Uma casa de alto padrão no Jardim dos Estados, em Campo Grande, tornou-se o centro de uma tragédia na tarde desta terça-feira (24/3). O ex-prefeito Alcides Bernal matou um homem a tiros após uma confusão envolvendo o imóvel, que já acumulava um histórico de dívidas, bloqueios e disputas judiciais. A vítima havia arrematado a residência em leilão judicial e estava no local com outras duas pessoas, incluindo um chaveiro, indicando a intenção de tomar posse do bem.
A morte, que ocorreu em poucos minutos, foi o ápice de uma longa saga judicial envolvendo a propriedade. Antes dos disparos e da chegada da polícia, o imóvel já era peça central em um complexo emaranhado de pendências financeiras e legais, conforme apurado pelo Campo Grande NEWS.
A saga judicial do imóvel de luxo
A residência, localizada na Rua Antônio Maria Coelho, uma das áreas mais nobres de Campo Grande, foi adquirida por Alcides Bernal em 16 de agosto de 2016, por R$ 1.669.422,87. Posteriormente, foi dada como garantia em um título de crédito junto à Caixa Econômica Federal, no valor de R$ 858 mil, com prazo de pagamento de 29 anos. A casa, com 678 metros quadrados de construção em um terreno de 1,4 mil metros quadrados, possuía três quartos, seis vagas de garagem e diversas salas, avaliada inicialmente em R$ 3,7 milhões.
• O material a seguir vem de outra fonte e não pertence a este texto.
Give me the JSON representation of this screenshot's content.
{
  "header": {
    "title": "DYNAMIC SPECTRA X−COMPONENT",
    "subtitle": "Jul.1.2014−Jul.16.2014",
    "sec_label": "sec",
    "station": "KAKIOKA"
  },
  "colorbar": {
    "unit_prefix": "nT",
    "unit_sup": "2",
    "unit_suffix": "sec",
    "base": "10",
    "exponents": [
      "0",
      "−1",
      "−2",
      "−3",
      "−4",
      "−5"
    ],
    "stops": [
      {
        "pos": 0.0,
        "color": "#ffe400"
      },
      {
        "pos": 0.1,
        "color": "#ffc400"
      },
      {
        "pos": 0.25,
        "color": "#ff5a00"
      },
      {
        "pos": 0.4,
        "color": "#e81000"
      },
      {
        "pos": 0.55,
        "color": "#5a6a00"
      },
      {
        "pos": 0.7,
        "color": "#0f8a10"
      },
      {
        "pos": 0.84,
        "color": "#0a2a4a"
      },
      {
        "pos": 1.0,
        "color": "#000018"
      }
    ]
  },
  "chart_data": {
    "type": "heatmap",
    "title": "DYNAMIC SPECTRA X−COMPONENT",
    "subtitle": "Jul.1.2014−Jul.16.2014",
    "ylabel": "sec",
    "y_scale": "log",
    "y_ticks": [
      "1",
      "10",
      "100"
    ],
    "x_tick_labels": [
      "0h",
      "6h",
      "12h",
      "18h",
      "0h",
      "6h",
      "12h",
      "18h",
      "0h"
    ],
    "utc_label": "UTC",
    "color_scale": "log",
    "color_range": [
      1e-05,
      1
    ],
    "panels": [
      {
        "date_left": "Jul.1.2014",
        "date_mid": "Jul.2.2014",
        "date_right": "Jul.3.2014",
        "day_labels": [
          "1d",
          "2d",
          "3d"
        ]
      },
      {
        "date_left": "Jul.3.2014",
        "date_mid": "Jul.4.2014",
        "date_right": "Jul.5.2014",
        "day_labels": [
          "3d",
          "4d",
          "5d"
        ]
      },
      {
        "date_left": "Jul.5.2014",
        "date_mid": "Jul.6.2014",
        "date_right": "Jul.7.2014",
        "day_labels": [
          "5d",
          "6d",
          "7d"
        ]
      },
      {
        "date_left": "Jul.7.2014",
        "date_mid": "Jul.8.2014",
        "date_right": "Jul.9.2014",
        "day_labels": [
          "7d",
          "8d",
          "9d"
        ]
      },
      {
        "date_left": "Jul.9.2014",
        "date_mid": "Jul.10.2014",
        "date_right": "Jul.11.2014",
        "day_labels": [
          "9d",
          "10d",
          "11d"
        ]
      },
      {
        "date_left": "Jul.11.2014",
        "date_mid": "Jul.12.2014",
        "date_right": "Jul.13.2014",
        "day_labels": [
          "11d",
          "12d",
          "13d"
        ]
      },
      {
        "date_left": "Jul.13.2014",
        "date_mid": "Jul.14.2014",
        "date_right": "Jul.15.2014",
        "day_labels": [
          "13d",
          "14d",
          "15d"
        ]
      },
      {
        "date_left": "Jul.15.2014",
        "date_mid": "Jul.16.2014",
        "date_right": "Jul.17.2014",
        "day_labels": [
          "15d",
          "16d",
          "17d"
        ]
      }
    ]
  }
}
No entanto, o que parecia ser um símbolo de prosperidade, com o tempo, transformou-se em palco de disputas judiciais. A propriedade começou a acumular restrições legais, tornando-se um bem em litígio. Em 17 de outubro de 2017, 50% do imóvel teve sua indisponibilidade registrada pela 1ª Vara de Direitos Difusos Coletivos e Individuais Homogêneos de Campo Grande, impedindo sua venda ou doação.
Essa restrição foi cancelada em 26 de janeiro de 2018, mas, poucos dias depois, em 8 de fevereiro, uma nova indisponibilidade de 50% foi registrada pela mesma vara, sendo cancelada em 27 de fevereiro de 2018. O histórico mostra uma propriedade com caminho conturbado, presa a decisões judiciais e pendências sucessivas.
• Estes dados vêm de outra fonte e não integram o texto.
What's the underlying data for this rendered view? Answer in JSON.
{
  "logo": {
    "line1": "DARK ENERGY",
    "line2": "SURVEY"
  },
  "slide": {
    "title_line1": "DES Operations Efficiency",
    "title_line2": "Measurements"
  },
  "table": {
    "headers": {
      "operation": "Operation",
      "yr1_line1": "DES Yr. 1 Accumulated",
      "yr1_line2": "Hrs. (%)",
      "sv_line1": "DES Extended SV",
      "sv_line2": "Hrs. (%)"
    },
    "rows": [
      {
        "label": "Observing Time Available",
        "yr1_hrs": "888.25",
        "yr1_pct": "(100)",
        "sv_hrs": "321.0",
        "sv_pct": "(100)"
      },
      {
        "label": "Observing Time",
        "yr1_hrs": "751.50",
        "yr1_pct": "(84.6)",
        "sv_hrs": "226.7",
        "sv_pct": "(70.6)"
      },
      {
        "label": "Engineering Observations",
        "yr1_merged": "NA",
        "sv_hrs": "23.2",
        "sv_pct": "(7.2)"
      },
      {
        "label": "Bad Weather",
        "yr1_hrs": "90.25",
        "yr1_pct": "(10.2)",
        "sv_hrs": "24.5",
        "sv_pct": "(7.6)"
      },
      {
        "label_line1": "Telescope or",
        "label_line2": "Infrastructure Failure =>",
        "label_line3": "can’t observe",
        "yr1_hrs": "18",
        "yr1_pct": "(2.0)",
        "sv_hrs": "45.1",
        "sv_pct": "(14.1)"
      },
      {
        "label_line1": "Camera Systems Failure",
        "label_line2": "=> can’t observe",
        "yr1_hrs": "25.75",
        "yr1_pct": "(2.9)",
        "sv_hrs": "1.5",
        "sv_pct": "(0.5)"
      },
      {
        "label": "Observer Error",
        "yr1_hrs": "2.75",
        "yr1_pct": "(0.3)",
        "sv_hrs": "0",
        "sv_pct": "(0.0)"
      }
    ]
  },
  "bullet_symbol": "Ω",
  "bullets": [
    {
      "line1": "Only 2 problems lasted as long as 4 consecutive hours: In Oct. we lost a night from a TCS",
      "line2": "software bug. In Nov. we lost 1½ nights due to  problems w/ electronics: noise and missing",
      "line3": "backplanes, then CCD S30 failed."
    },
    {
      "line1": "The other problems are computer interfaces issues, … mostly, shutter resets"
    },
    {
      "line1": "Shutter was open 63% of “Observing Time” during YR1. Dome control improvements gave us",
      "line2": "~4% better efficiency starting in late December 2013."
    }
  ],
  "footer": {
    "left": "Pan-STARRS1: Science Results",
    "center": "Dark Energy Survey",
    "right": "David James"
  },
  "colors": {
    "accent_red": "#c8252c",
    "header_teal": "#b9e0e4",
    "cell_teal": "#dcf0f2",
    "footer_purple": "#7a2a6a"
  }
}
Penhora, arresto e a retomada pela Caixa
A situação se complicou ainda mais em 3 de novembro de 2021, quando a mesma vara determinou a indisponibilidade da posse direta do imóvel. Em 3 de abril de 2024, o Ministério Público Estadual de Mato Grosso do Sul penhorou a casa no valor de R$ 2.946.981,62. Posteriormente, em 20 de junho de 2025, a Prefeitura de Campo Grande realizou o arresto do bem, visando garantir o pagamento de dívidas que somavam R$ 80.287,97, atualizados em 2023.
O último registro na matrícula do imóvel, datado de 25 de julho de 2025, indica que a Caixa Econômica Federal assumiu a propriedade da casa por falta de pagamento da dívida. A partir daí, o imóvel deveria ir a leilão público para tentar quitar o saldo devedor, um processo que culminaria na tragédia.
O leilão e o conflito fatal
Foi esse leilão que colocou a vítima, Roberto Carlos Mazzini, de 61 anos, no centro da história. Ele arrematou a casa em leilão judicial, e os trâmites finais estavam sendo realizados em cartório. Mazzini foi até o imóvel acompanhado de outras duas pessoas, incluindo um chaveiro, evidenciando a intenção de entrar na propriedade para tomar posse, conforme apurado pelo Campo Grande NEWS.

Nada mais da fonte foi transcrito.